Ironically, as ticket prices have soared in recent years, the parks have gotten more and more crowded. I remember a time when there really was a proper off season. Now, I maybe experience a few slow days each year. It seems as though Disney has very cleverly engineered a number of special events during the off season that trigger increased crowds. Some examples include Lunar New Year, The Food and Wine Festival, and a number of special ticketed events. This past week should have been a slow week, but the park was relatively crowded on Tuesday and Thursday when I was there.
The OC Register recently had an article on this phenomenon of increased crowds despite skyrocketing ticket prices. Apparently, people are more interested in spending money on recreation, tourism, and entertainment these days. It's the experience they want, so they will spend money not that rather than buying things.

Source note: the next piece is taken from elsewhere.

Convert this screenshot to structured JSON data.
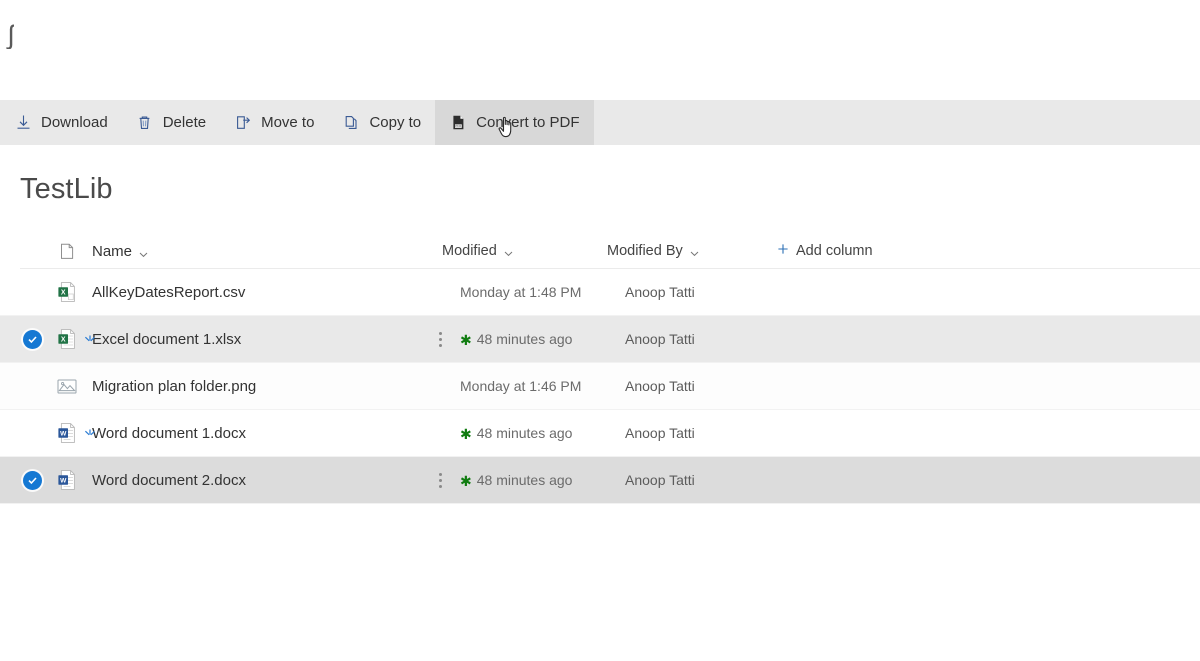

My theory is this: There are a lot of young people who cannot afford a week long vacation, but they can afford a yearly pass to Disneyland. It is kind of like taking a series of short one-day vacations throughout the year, instead of a single vacation. Although Disneyland does not advertise the number of pass holders, reliable sources say there are roughly 1 million of them, and that is only for the Disneyland Resort in California. Most of them are local, but not all.
My pass does not expire until October, but I will end up paying about $50 more for it (and a little more for parking, I think). It's still worth it to me, but there have been many days when the crowds are so awful, that I can't even imagine someone would pay the price of a one-day ticket for that experience. Makes me glad to be a pass holder who can come and go as I please, and not worry about cramming it all in in a single day.